Howard Hawks might seem the least logical choice to direct a 50s musical.  The Freed unit at MGM was setting the standard then, and Vincente Minnelli was setting the standard for the Freed unit, with his baroque visual style, lush and mannered.  His mobile camera and long takes made the camera itself a performer in the show, a sort of contrapuntal melody line that worked in concert with the music and the dance choreography.  Even Freed directors who lacked Minnelli's visual inventiveness tried to approximate it, at least in the musical numbers.  Hawks, by contrast, had mastered a no-nonsense visual style that never called attention to itself.  The impeccable craftsmanship of this style had an elegance and virtuosity that equaled Minnelli's, if you did pay attention to it, but Hawks worked hard to make sure that no one would.  He wanted it to serve the story unobtrusively, so you never quite knew why his movies were so appealing and effective.



Miraculously, the Hawks style worked perfectly in one of the best of all 50s musicals, Gentlemen Prefer Blondes.  The film was tricked out in bold Technicolor, which provided the surface glamor people expected in a musical, and helped disguise the simplicity of the camera work.  In the musical numbers, impeccable shot sequences covered the performances expertly, with brilliantly timed cuts that kept up the momentum Minnelli and the other Freed directors achieved through long takes.

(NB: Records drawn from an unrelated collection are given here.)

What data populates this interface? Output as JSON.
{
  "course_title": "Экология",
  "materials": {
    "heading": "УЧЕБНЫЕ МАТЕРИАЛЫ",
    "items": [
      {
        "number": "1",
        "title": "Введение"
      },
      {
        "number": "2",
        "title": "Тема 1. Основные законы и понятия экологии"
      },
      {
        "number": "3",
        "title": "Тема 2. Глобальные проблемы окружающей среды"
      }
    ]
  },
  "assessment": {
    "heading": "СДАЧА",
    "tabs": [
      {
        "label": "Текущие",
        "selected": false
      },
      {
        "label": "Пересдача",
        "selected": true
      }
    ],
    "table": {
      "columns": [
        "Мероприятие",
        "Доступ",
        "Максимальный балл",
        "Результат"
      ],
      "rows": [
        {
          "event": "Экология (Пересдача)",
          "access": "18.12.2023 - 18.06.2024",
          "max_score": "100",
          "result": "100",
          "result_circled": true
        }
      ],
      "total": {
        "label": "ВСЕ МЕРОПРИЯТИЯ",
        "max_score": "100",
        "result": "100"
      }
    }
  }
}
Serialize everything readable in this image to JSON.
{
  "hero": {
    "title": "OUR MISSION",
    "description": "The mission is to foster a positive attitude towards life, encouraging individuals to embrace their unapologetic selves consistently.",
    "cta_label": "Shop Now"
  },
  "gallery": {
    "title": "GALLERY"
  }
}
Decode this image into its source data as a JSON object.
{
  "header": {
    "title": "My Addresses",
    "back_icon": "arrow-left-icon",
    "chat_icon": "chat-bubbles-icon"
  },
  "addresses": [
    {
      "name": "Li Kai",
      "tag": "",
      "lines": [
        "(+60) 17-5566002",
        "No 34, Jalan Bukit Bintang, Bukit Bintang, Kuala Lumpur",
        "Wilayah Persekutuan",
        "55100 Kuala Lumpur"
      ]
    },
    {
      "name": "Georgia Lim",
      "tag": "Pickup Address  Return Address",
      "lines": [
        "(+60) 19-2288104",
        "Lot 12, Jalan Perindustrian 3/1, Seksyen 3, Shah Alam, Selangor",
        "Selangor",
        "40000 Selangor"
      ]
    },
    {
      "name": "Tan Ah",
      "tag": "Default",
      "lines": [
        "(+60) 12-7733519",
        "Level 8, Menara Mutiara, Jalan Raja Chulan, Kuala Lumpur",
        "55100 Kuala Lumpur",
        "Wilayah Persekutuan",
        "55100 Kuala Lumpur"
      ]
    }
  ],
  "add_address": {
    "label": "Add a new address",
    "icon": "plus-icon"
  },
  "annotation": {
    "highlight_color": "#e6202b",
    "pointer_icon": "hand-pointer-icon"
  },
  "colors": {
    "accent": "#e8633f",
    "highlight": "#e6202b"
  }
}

This was an advantage to Hawks because his stars, Marilyn Monroe and Jane Russell, were not virtuoso musical comedy performers, trained in vaudeville or on the Broadway stage, as so many of the MGM musical comedy stars had been.  Short takes allowed Monroe and Russell to achieve perfection in brief segments, even as Hawks's shot sequences gave the impression of a complete and coherent performance experience.  Yet you never sense, as you do in modern music videos or musicals, with their nervous, nearly hysterical cutting, that the editing is meant to distract you from the limitations of the performers.  The editing of the musical numbers in Hawks's film has a stately rhythm and assurance that make it seem inevitable and seamless.



The film as a whole has this same feel of seamless momentum — the gags are delivered clearly and fast and then replaced by new ones.  They sparkle and amuse all the more for not overstaying their welcome.  Indeed, it's clear that Hawks wasn't trying to make a musical at all — he was trying to make a comedy with musical numbers in it, and he made sure that the musical numbers concentrated on wit and humor, to keep the tone of the whole film consistent.



In the end, this strategy is every bit as exhilarating as the expressionistic bravura of a Minnelli or a Berkeley.  It's hard, however, to think of any other director besides Hawks who could have pulled it off, which makes Gentlemen Prefer Blondes a most singular achievement in the history of Hollywood musicals.